The local paper recently ran a piece which included some comments about the former pastor of a church in our community. His friends and family talked about how he had “retired” several years ago. Scare quotes in the original. Webster tells us that scare quotes are “quotation marks used to express especially skepticism or derision.” Apparently, the former pastor’s friends and family are skeptical as to his actual retirement.
This summer will mark the fifth anniversary of my – no scare quotes – retirement. Also, the fiftieth anniversary of my entry into full-time ministry. I’ve been thinking about retirement, its meaning and its purpose. If you will allow me a little self-indulgence, I plan on using the next four editions of Observations to reflect on retirement:
- Retirement as a gift from God
- Retirement as a gift for others
- Retirement as a call to look forward
- Retirement as a time to look back
Before I begin the first installment, I should add that my retirement is pretty traditional. Five years ago, I quit receiving a paycheck, moved out of my office, and was no longer bound to a position description and job expectations. In those five years our retirement income has proven to be more than adequate, my health is good, and my energy level is high. We also moved 600 miles from the place we had called home to a new house and home we enjoy greatly. I understand that some people cannot afford to retire, and others enter retirement with regrets and worries of different sorts. So, as I think about retirement, most of the data comes from my own good experience and from conversations and observations from those around me. I will cite no studies and offer no footnotes.
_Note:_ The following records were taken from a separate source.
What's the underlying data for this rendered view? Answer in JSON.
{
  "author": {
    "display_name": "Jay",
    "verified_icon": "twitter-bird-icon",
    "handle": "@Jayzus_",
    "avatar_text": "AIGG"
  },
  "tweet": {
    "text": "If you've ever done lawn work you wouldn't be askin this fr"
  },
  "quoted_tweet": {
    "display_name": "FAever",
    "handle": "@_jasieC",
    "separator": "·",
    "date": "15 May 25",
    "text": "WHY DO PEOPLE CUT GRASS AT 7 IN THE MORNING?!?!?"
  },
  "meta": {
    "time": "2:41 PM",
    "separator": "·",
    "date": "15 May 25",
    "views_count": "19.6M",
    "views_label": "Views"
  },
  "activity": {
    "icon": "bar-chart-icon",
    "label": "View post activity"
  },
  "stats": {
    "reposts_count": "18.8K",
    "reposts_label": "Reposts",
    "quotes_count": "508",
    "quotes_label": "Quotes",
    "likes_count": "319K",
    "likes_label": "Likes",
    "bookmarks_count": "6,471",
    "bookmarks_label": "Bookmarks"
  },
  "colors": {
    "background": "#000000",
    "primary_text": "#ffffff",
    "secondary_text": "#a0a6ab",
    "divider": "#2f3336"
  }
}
In my denomination, as in most, ordination to the pastorate is for life. And, interestingly, the IRS allows retired pastors to continue to claim part of their retirement income as housing allowance. “Once a pastor, always a pastor” has some truth to it. But beware the retired pastor who tells you retirement is never mentioned in the Bible and uses that line as an excuse to meddle, pontificate, and remain in charge wherever he or she goes. In fact, retirement is mentioned in the Bible. Moses mandated retirement at age 50 for the temple priests (Numbers 8:24-26). And while there was no Social Security Administration in Roman-occupied Judea and Galilee, Jesus made it clear that adult children were expected to provide financial resources to support their parents in the final chapters of their lives (Mark 7:9-13). A retirement from the working, income-producing world is a biblical expectation. And it is gift from God.
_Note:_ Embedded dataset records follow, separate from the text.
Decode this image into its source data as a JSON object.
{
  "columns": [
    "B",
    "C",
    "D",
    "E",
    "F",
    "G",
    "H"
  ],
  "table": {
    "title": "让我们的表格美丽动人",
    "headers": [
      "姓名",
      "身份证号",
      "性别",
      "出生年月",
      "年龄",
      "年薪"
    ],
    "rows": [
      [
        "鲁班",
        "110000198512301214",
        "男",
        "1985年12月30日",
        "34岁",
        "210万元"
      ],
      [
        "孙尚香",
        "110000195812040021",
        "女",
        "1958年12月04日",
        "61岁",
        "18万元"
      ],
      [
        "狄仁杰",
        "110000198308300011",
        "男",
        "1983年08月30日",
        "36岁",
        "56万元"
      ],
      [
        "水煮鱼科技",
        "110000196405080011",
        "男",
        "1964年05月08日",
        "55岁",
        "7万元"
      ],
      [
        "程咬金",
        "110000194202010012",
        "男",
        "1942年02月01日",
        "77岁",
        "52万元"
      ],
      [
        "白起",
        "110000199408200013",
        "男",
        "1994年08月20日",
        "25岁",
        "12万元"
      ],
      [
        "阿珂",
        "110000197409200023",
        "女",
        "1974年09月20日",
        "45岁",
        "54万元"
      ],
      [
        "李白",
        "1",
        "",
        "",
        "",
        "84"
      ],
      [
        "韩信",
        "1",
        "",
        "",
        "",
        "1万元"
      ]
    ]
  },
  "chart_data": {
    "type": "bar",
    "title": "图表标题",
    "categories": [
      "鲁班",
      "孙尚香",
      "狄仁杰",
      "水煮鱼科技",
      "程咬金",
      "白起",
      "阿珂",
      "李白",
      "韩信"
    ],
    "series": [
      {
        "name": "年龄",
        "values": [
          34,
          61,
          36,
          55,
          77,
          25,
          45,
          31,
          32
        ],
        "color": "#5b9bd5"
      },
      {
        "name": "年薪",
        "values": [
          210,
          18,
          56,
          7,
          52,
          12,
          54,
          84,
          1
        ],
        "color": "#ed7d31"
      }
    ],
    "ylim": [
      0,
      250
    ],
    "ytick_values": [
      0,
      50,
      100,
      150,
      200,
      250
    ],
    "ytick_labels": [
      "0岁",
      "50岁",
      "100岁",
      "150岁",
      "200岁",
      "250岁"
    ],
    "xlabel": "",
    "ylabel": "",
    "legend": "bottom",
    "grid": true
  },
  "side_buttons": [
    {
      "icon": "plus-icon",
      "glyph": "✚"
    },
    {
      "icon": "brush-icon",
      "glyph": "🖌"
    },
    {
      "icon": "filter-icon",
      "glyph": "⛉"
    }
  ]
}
The Preacher of Ecclesiastes reminds us that “For everything there is a season, and a time for every matter under heaven” (Ecclesiastes 3:1). Retirement is a new season of life and should be received as a gift from God.
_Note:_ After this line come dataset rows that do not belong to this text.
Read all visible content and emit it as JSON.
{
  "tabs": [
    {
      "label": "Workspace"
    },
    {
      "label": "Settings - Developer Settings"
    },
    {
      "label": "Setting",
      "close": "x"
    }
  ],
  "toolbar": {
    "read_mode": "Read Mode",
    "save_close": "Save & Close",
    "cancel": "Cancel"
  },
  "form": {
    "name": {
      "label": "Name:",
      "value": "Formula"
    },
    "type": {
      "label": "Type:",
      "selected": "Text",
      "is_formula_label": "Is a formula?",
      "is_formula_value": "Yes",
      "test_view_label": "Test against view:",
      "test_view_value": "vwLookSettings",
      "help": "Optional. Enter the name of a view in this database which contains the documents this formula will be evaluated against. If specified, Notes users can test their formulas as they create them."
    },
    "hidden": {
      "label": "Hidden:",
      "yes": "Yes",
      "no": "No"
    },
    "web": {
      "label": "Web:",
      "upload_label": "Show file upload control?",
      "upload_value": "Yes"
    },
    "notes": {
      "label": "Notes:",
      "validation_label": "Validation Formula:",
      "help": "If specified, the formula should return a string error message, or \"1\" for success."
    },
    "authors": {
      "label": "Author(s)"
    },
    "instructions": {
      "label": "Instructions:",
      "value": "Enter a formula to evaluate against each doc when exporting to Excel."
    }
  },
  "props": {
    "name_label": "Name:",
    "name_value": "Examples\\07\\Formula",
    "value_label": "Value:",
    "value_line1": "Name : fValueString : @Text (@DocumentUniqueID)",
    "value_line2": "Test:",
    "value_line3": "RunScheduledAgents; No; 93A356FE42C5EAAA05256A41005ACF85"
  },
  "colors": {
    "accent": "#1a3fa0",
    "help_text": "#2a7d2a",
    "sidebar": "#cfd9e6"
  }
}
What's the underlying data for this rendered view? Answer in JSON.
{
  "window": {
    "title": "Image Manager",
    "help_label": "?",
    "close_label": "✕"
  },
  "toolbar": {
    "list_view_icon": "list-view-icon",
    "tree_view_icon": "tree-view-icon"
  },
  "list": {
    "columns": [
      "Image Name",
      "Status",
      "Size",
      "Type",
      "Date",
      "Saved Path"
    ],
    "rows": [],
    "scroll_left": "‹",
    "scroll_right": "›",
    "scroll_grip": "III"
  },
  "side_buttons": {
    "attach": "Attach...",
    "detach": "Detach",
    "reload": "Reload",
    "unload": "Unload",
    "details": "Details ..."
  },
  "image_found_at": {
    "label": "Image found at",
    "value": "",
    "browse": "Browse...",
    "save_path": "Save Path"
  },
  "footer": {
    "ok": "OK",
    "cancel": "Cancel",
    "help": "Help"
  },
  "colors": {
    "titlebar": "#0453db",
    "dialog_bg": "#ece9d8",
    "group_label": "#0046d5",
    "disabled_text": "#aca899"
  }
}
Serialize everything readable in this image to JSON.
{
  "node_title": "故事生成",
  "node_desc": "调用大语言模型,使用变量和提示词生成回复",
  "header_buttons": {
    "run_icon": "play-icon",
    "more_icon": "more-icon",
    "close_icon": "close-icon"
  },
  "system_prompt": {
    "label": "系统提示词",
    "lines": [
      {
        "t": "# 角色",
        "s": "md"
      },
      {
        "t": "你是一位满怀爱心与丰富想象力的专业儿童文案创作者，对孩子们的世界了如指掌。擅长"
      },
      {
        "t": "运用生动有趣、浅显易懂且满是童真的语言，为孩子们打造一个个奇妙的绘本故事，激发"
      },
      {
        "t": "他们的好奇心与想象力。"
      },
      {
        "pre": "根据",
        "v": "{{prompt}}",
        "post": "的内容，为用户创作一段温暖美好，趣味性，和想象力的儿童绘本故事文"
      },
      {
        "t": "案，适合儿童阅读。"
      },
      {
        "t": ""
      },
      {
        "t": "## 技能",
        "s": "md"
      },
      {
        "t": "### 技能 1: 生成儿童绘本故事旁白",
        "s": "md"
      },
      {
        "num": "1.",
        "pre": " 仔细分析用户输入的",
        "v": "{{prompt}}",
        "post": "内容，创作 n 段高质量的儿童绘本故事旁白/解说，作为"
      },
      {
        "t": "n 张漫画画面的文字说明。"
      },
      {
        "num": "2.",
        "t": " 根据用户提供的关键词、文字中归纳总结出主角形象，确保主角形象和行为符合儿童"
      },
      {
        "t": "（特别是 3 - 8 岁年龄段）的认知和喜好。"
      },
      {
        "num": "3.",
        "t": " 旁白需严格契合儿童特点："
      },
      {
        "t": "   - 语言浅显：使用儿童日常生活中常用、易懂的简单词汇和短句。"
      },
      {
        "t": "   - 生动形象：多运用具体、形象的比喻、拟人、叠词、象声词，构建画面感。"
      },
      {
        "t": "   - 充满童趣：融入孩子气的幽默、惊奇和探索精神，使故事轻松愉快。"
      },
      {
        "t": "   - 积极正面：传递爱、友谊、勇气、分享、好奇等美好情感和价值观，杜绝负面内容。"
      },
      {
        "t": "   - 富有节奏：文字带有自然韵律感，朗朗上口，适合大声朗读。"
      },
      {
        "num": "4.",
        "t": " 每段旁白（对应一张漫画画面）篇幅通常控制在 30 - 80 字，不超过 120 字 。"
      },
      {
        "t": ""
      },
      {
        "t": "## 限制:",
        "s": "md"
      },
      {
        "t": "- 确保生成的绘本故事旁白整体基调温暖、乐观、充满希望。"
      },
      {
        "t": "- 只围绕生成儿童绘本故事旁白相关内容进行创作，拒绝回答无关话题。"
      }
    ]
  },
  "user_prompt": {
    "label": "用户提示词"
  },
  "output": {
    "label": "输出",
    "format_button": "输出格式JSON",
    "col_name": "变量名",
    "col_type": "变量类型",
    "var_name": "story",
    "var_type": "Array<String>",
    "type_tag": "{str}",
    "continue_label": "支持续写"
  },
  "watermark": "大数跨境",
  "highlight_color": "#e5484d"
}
I will talk more about how we might fill our retirements next week, but just as we don’t water ski in the winter or snow ski in the summer, retirement is a season when many of the activities of our pre-retirement life are no longer appropriate. Too many retired pastors try to keep on water skiing during the winter months of retirement. I have felt the temptation. Before retirement, I was in charge in my workaday world. I made decisions and cast visions. I offered counsel and taught classes. I preached sermons and planned worship services. I was important, or at least I thought so. Not so much after retirement. Do I miss that world I called home for 45 years? Sometimes. But how foolish it is to try to replicate the busy-ness of those days or bask in their occasional acclamation a little longer.
Retirement is a new season, a different season, a gift from God season. As I think about retirement as a gift for others, a call to look forward, and a time to look back, I am discovering that there is no place in retirement for clinging to the past or longing for the way things were. Like all gifts from God, retirement should be joyfully received, no turning back.